How do you decide if a new model is actually better in production?
Offline metrics often don't predict business impact, so you run a controlled online experiment: split live traffic between the current champion and the new challenger and compare a pre-registered business metric with a statistical significance test. You size the test for adequate power, watch guardrail metrics like latency and errors, and only ship if the lift is statistically and practically significant. Variance-reduction techniques like CUPED let you reach significance faster.
How to think about it
The short answer
Offline accuracy rarely tells you whether a model moves the business. To know if a new model is actually better, run a controlled online experiment (A/B test): randomly split live traffic between the current champion and the challenger, and compare a pre-registered business metric with a proper significance test. Ship only if the lift is both statistically and practically significant.
Why online, not offline
There’s a well-known gap between offline metrics and real-world impact. A model with higher AUC can lose on revenue, retention, or latency. A/B testing is the reality check that measures the thing you actually care about under real user behavior and feedback loops.
How to run it properly
- Pick one primary metric (e.g., conversion, revenue per session) and define it before you start.
- Randomize assignment, usually skewed to limit risk (e.g., 90/10) early on.
- Power the test: compute the sample size / duration needed to detect your minimum meaningful effect; don’t peek and stop early.
- Run a significance test and report a confidence interval, not just a p-value.
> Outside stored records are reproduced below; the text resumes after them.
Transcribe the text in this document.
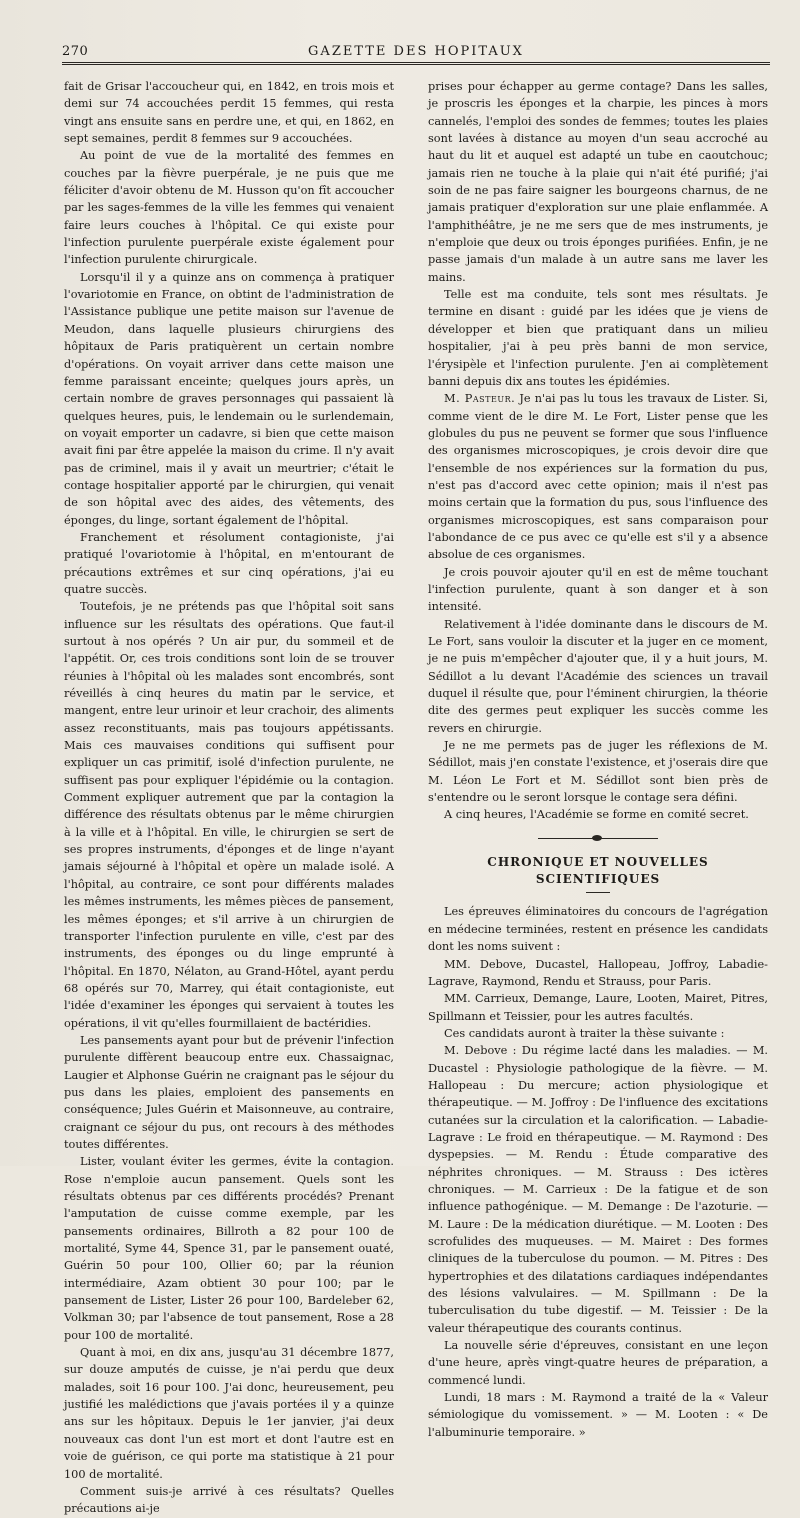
270	GAZETTE DES HOPITAUX

fait de Grisar l'accoucheur qui, en 1842, en trois mois et demi sur 74 accouchées perdit 15 femmes, qui resta vingt ans ensuite sans en perdre une, et qui, en 1862, en sept semaines, perdit 8 femmes sur 9 accouchées.

Au point de vue de la mortalité des femmes en couches par la fièvre puerpérale, je ne puis que me féliciter d'avoir obtenu de M. Husson qu'on fît accoucher par les sages-femmes de la ville les femmes qui venaient faire leurs couches à l'hôpital. Ce qui existe pour l'infection purulente puerpérale existe également pour l'infection purulente chirurgicale.

Lorsqu'il il y a quinze ans on commença à pratiquer l'ovariotomie en France, on obtint de l'administration de l'Assistance publique une petite maison sur l'avenue de Meudon, dans laquelle plusieurs chirurgiens des hôpitaux de Paris pratiquèrent un certain nombre d'opérations. On voyait arriver dans cette maison une femme paraissant enceinte; quelques jours après, un certain nombre de graves personnages qui passaient là quelques heures, puis, le lendemain ou le surlendemain, on voyait emporter un cadavre, si bien que cette maison avait fini par être appelée la maison du crime. Il n'y avait pas de criminel, mais il y avait un meurtrier; c'était le contage hospitalier apporté par le chirurgien, qui venait de son hôpital avec des aides, des vêtements, des éponges, du linge, sortant également de l'hôpital.

Franchement et résolument contagioniste, j'ai pratiqué l'ovariotomie à l'hôpital, en m'entourant de précautions extrêmes et sur cinq opérations, j'ai eu quatre succès.

Toutefois, je ne prétends pas que l'hôpital soit sans influence sur les résultats des opérations. Que faut-il surtout à nos opérés ? Un air pur, du sommeil et de l'appétit. Or, ces trois conditions sont loin de se trouver réunies à l'hôpital où les malades sont encombrés, sont réveillés à cinq heures du matin par le service, et mangent, entre leur urinoir et leur crachoir, des aliments assez reconstituants, mais pas toujours appétissants. Mais ces mauvaises conditions qui suffisent pour expliquer un cas primitif, isolé d'infection purulente, ne suffisent pas pour expliquer l'épidémie ou la contagion. Comment expliquer autrement que par la contagion la différence des résultats obtenus par le même chirurgien à la ville et à l'hôpital. En ville, le chirurgien se sert de ses propres instruments, d'éponges et de linge n'ayant jamais séjourné à l'hôpital et opère un malade isolé. A l'hôpital, au contraire, ce sont pour différents malades les mêmes instruments, les mêmes pièces de pansement, les mêmes éponges; et s'il arrive à un chirurgien de transporter l'infection purulente en ville, c'est par des instruments, des éponges ou du linge emprunté à l'hôpital. En 1870, Nélaton, au Grand-Hôtel, ayant perdu 68 opérés sur 70, Marrey, qui était contagioniste, eut l'idée d'examiner les éponges qui servaient à toutes les opérations, il vit qu'elles fourmillaient de bactéridies.

Les pansements ayant pour but de prévenir l'infection purulente diffèrent beaucoup entre eux. Chassaignac, Laugier et Alphonse Guérin ne craignant pas le séjour du pus dans les plaies, emploient des pansements en conséquence; Jules Guérin et Maisonneuve, au contraire, craignant ce séjour du pus, ont recours à des méthodes toutes différentes.

Lister, voulant éviter les germes, évite la contagion. Rose n'emploie aucun pansement. Quels sont les résultats obtenus par ces différents procédés? Prenant l'amputation de cuisse comme exemple, par les pansements ordinaires, Billroth a 82 pour 100 de mortalité, Syme 44, Spence 31, par le pansement ouaté, Guérin 50 pour 100, Ollier 60; par la réunion intermédiaire, Azam obtient 30 pour 100; par le pansement de Lister, Lister 26 pour 100, Bardeleber 62, Volkman 30; par l'absence de tout pansement, Rose a 28 pour 100 de mortalité.

Quant à moi, en dix ans, jusqu'au 31 décembre 1877, sur douze amputés de cuisse, je n'ai perdu que deux malades, soit 16 pour 100. J'ai donc, heureusement, peu justifié les malédictions que j'avais portées il y a quinze ans sur les hôpitaux. Depuis le 1er janvier, j'ai deux nouveaux cas dont l'un est mort et dont l'autre est en voie de guérison, ce qui porte ma statistique à 21 pour 100 de mortalité.

Comment suis-je arrivé à ces résultats? Quelles précautions ai-je

prises pour échapper au germe contage? Dans les salles, je proscris les éponges et la charpie, les pinces à mors cannelés, l'emploi des sondes de femmes; toutes les plaies sont lavées à distance au moyen d'un seau accroché au haut du lit et auquel est adapté un tube en caoutchouc; jamais rien ne touche à la plaie qui n'ait été purifié; j'ai soin de ne pas faire saigner les bourgeons charnus, de ne jamais pratiquer d'exploration sur une plaie enflammée. A l'amphithéâtre, je ne me sers que de mes instruments, je n'emploie que deux ou trois éponges purifiées. Enfin, je ne passe jamais d'un malade à un autre sans me laver les mains.

Telle est ma conduite, tels sont mes résultats. Je termine en disant : guidé par les idées que je viens de développer et bien que pratiquant dans un milieu hospitalier, j'ai à peu près banni de mon service, l'érysipèle et l'infection purulente. J'en ai complètement banni depuis dix ans toutes les épidémies.

M. Pasteur. Je n'ai pas lu tous les travaux de Lister. Si, comme vient de le dire M. Le Fort, Lister pense que les globules du pus ne peuvent se former que sous l'influence des organismes microscopiques, je crois devoir dire que l'ensemble de nos expériences sur la formation du pus, n'est pas d'accord avec cette opinion; mais il n'est pas moins certain que la formation du pus, sous l'influence des organismes microscopiques, est sans comparaison pour l'abondance de ce pus avec ce qu'elle est s'il y a absence absolue de ces organismes.

Je crois pouvoir ajouter qu'il en est de même touchant l'infection purulente, quant à son danger et à son intensité.

Relativement à l'idée dominante dans le discours de M. Le Fort, sans vouloir la discuter et la juger en ce moment, je ne puis m'empêcher d'ajouter que, il y a huit jours, M. Sédillot a lu devant l'Académie des sciences un travail duquel il résulte que, pour l'éminent chirurgien, la théorie dite des germes peut expliquer les succès comme les revers en chirurgie.

Je ne me permets pas de juger les réflexions de M. Sédillot, mais j'en constate l'existence, et j'oserais dire que M. Léon Le Fort et M. Sédillot sont bien près de s'entendre ou le seront lorsque le contage sera défini.

A cinq heures, l'Académie se forme en comité secret.

CHRONIQUE ET NOUVELLES SCIENTIFIQUES

Les épreuves éliminatoires du concours de l'agrégation en médecine terminées, restent en présence les candidats dont les noms suivent :

MM. Debove, Ducastel, Hallopeau, Joffroy, Labadie-Lagrave, Raymond, Rendu et Strauss, pour Paris.

MM. Carrieux, Demange, Laure, Looten, Mairet, Pitres, Spillmann et Teissier, pour les autres facultés.

Ces candidats auront à traiter la thèse suivante :

M. Debove : Du régime lacté dans les maladies. — M. Ducastel : Physiologie pathologique de la fièvre. — M. Hallopeau : Du mercure; action physiologique et thérapeutique. — M. Joffroy : De l'influence des excitations cutanées sur la circulation et la calorification. — Labadie-Lagrave : Le froid en thérapeutique. — M. Raymond : Des dyspepsies. — M. Rendu : Étude comparative des néphrites chroniques. — M. Strauss : Des ictères chroniques. — M. Carrieux : De la fatigue et de son influence pathogénique. — M. Demange : De l'azoturie. — M. Laure : De la médication diurétique. — M. Looten : Des scrofulides des muqueuses. — M. Mairet : Des formes cliniques de la tuberculose du poumon. — M. Pitres : Des hypertrophies et des dilatations cardiaques indépendantes des lésions valvulaires. — M. Spillmann : De la tuberculisation du tube digestif. — M. Teissier : De la valeur thérapeutique des courants continus.

La nouvelle série d'épreuves, consistant en une leçon d'une heure, après vingt-quatre heures de préparation, a commencé lundi.

Lundi, 18 mars : M. Raymond a traité de la « Valeur sémiologique du vomissement. » — M. Looten : « De l'albuminurie temporaire. »
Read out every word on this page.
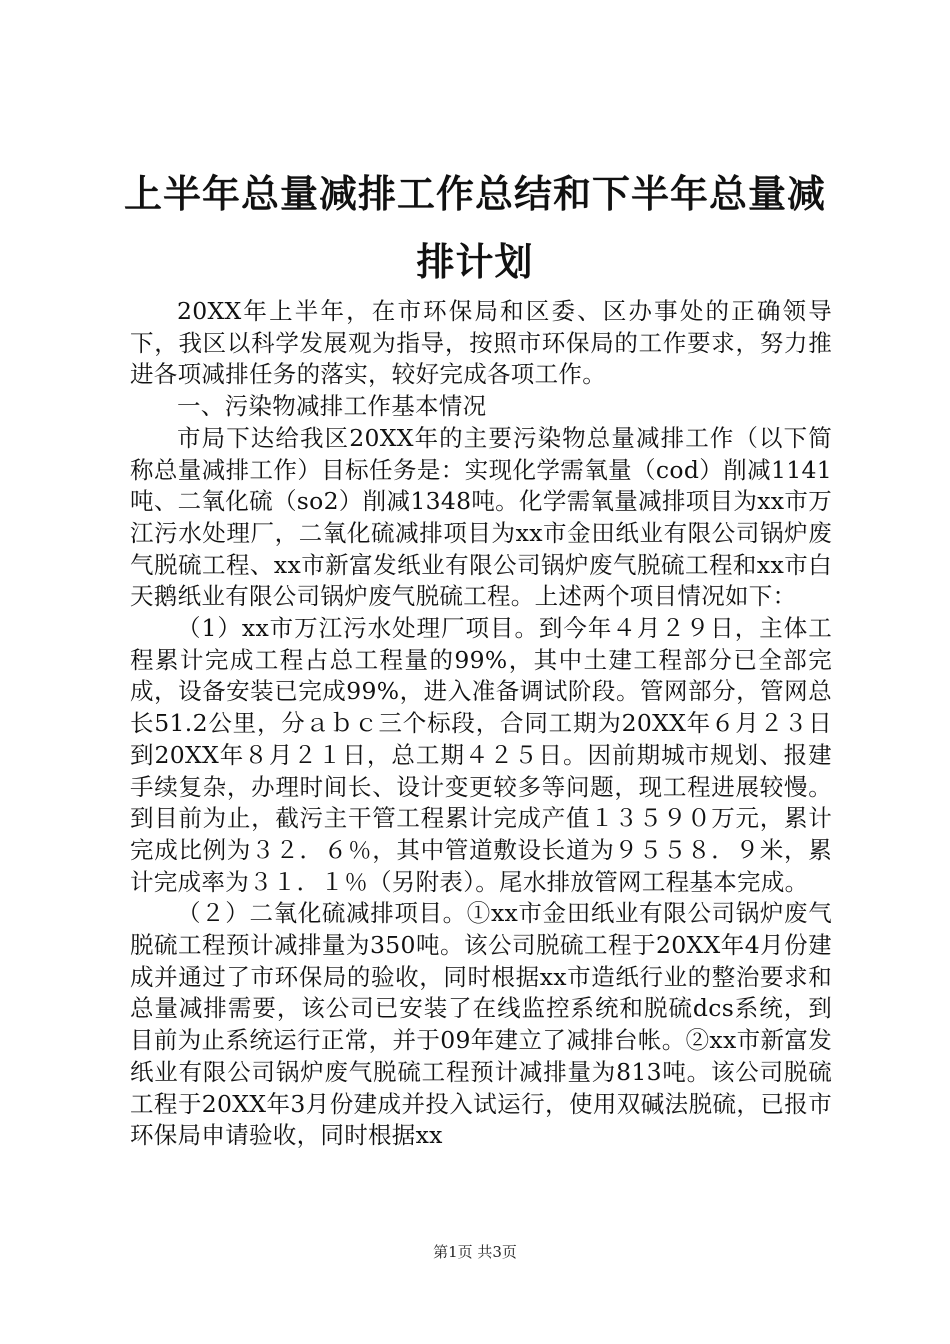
上半年总量减排工作总结和下半年总量减排计划

20XX年上半年，在市环保局和区委、区办事处的正确领导下，我区以科学发展观为指导，按照市环保局的工作要求，努力推进各项减排任务的落实，较好完成各项工作。

一、污染物减排工作基本情况

市局下达给我区20XX年的主要污染物总量减排工作（以下简称总量减排工作）目标任务是：实现化学需氧量（cod）削减1141吨、二氧化硫（so2）削减1348吨。化学需氧量减排项目为xx市万江污水处理厂，二氧化硫减排项目为xx市金田纸业有限公司锅炉废气脱硫工程、xx市新富发纸业有限公司锅炉废气脱硫工程和xx市白天鹅纸业有限公司锅炉废气脱硫工程。上述两个项目情况如下：

（1）xx市万江污水处理厂项目。到今年４月２９日，主体工程累计完成工程占总工程量的99%，其中土建工程部分已全部完成，设备安装已完成99%，进入准备调试阶段。管网部分，管网总长51.2公里，分ａｂｃ三个标段，合同工期为20XX年６月２３日到20XX年８月２１日，总工期４２５日。因前期城市规划、报建手续复杂，办理时间长、设计变更较多等问题，现工程进展较慢。到目前为止，截污主干管工程累计完成产值１３５９０万元，累计完成比例为３２．６％，其中管道敷设长道为９５５８．９米，累计完成率为３１．１％（另附表）。尾水排放管网工程基本完成。

（２）二氧化硫减排项目。①xx市金田纸业有限公司锅炉废气脱硫工程预计减排量为350吨。该公司脱硫工程于20XX年4月份建成并通过了市环保局的验收，同时根据xx市造纸行业的整治要求和总量减排需要，该公司已安装了在线监控系统和脱硫dcs系统，到目前为止系统运行正常，并于09年建立了减排台帐。②xx市新富发纸业有限公司锅炉废气脱硫工程预计减排量为813吨。该公司脱硫工程于20XX年3月份建成并投入试运行，使用双碱法脱硫，已报市环保局申请验收，同时根据xx

第1页 共3页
- Watch guardrails: latency, error rate, and counter-metrics — a model that lifts clicks but tanks p99 latency isn’t a win.
Speeding it up: CUPED
Variance-reduction techniques like CUPED (Controlled experiment Using Pre-Experiment Data) use pre-period covariates to shrink variance, so you reach significance with less traffic or time — valuable when traffic is limited.
Concrete example
Challenger shows +0.4% conversion after a week, but the CI is [-0.1%, +0.9%] — not significant. You either run longer, apply CUPED, or conclude it’s not better. Don’t ship on the point estimate alone.
Common follow-up / trap
The classic trap is peeking: checking results repeatedly and stopping when it looks good inflates false positives. Mention fixed horizons or sequential testing. Another: ignoring novelty effects and network interference, which can fake an early lift.